Bugs while running ~/FedML/python/examples/simulation/mpi_torch_async_fedavg/torch_fedavg_mnist_lr_custum_data_and_model_example.py
yaokunxu opened this issue · 0 comments
when i follow the Readme to test the program, the problems come out
First one:
I have no idea about why this would happen and get no way to know how does it work , Anyway the code run
"run_custom_data_and_model_example.sh: 11: -hostfile: not found" and "run.sh: 19: -host: not found"
Second one:
It may indicate that there are some bugs in the code
"[FedML-Server @device-id-0] [Sun, 16 Jul 2023 12:46:33] [ERROR] [mlops_runtime_log.py:36:handle_exception] Uncaught exception
Traceback (most recent call last):
File "/home/xuhd/FedML/python/examples/simulation/mpi_torch_async_fedavg/torch_fedavg_mnist_lr_custum_data_and_model_example.py", line 40, in
simulator = SimulatorMPI(args, device, dataset, model)
File "/home/xuhd/FedML/python/fedml/simulation/simulator.py", line 107, in init
FedML_FedAvgSeq_distributed(
File "/home/xuhd/FedML/python/fedml/simulation/mpi/fedavg_seq/FedAvgSeqAPI.py", line 31, in FedML_FedAvgSeq_distributed
init_server(
File "/home/xuhd/FedML/python/fedml/simulation/mpi/fedavg_seq/FedAvgSeqAPI.py", line 99, in init_server
server_manager.send_init_msg()
File "/home/xuhd/FedML/python/fedml/simulation/mpi/fedavg_seq/FedAvgServerManager.py", line 42, in send_init_msg
client_schedule = self.aggregator.generate_client_schedule(self.args.round_idx, client_indexes)

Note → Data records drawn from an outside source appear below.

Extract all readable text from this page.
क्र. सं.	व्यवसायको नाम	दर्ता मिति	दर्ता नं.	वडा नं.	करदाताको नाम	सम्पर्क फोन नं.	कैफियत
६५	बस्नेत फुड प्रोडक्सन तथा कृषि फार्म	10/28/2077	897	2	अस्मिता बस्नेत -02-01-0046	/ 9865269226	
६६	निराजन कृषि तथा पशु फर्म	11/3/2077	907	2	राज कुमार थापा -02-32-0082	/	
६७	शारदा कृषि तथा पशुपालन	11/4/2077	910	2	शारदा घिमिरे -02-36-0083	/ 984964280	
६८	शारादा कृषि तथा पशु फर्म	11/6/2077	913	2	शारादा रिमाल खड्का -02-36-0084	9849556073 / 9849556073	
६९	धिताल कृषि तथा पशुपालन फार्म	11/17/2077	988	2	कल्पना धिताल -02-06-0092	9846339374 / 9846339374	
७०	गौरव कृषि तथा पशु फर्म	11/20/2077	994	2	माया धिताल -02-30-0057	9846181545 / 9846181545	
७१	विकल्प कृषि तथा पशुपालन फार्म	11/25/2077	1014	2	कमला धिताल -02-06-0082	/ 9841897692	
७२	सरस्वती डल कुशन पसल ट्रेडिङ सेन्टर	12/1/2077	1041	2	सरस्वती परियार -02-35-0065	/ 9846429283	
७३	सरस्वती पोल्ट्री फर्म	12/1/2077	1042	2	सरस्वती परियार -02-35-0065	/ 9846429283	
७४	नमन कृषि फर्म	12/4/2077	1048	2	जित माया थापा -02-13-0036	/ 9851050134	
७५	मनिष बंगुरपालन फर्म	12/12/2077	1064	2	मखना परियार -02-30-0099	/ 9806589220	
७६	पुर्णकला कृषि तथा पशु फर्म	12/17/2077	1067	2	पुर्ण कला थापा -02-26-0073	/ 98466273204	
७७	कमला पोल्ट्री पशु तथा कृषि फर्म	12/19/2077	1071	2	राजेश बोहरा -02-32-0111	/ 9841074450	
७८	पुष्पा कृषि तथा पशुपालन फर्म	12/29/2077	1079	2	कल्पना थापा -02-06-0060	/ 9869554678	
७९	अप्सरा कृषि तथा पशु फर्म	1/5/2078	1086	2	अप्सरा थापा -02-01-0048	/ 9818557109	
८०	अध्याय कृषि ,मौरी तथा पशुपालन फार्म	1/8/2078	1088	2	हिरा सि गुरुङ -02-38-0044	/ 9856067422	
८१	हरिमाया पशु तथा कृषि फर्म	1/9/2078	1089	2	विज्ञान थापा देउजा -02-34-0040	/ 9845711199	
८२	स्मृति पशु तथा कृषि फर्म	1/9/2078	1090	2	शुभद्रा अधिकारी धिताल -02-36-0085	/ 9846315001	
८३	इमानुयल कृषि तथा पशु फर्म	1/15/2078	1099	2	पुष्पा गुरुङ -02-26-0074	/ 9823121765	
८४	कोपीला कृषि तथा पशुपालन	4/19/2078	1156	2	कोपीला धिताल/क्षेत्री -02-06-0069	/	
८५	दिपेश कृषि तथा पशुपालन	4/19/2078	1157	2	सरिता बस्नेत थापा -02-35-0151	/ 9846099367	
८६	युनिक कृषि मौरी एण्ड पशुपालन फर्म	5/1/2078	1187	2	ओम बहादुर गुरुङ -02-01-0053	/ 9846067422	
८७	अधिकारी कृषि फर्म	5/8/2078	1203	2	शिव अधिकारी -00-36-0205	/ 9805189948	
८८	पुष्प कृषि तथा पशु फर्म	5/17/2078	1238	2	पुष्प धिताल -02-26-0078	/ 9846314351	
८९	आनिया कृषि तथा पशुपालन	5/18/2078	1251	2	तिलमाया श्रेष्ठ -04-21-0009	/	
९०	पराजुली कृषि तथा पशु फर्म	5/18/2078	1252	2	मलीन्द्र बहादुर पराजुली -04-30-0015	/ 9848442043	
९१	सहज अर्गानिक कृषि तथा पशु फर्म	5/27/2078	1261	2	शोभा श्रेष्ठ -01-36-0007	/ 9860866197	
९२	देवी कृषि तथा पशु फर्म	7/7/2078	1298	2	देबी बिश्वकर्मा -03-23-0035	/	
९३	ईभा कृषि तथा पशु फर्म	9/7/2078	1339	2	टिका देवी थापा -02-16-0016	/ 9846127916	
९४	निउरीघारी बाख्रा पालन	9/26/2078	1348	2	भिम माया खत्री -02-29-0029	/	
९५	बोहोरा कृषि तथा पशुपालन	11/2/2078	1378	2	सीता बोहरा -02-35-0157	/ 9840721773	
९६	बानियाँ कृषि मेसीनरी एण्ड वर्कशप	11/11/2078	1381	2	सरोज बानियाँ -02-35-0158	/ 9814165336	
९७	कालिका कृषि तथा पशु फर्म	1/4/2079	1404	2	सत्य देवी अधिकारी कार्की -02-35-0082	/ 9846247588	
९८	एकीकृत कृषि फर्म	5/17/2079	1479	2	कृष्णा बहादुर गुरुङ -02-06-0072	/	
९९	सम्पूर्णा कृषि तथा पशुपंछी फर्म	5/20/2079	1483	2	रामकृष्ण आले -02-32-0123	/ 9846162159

File "/home/xuhd/FedML/python/fedml/simulation/mpi/fedavg_seq/FedAVGAggregator.py", line 183, in generate_client_schedule
client_schedule = np.array_split(client_indexes, self.worker_num)
File "/usr/local/lib/python3.10/dist-packages/numpy/lib/shape_base.py", line 770, in array_split
raise ValueError('number sections must be larger than 0.') from None
ValueError: number sections must be larger than 0."
Third one:
The file is there but the error occurs
"Traceback (most recent call last):
File "/home/xuhd/FedML/python/examples/simulation/mpi_torch_async_fedavg/torch_fedavg_mnist_lr_custum_data_and_model_example.py", line 25, in
args = fedml.init()
File "/home/xuhd/FedML/python/fedml/init.py", line 33, in init
args = load_arguments(fedml._global_training_type, fedml._global_comm_backend)
File "/home/xuhd/FedML/python/fedml/arguments.py", line 188, in load_arguments
args = Arguments(cmd_args, training_type, comm_backend)
File "/home/xuhd/FedML/python/fedml/arguments.py", line 74, in init
self.get_default_yaml_config(cmd_args, training_type, comm_backend)
File "/home/xuhd/FedML/python/fedml/arguments.py", line 129, in get_default_yaml_config
configuration = self.load_yaml_config(cmd_args.yaml_config_file)
File "/home/xuhd/FedML/python/fedml/arguments.py", line 80, in load_yaml_config
with open(yaml_path, "r") as stream:
FileNotFoundError: [Errno 2] No such file or directory: 'config/zht_config.yaml\r'"
Looking forward to your help.Respect.OTZ.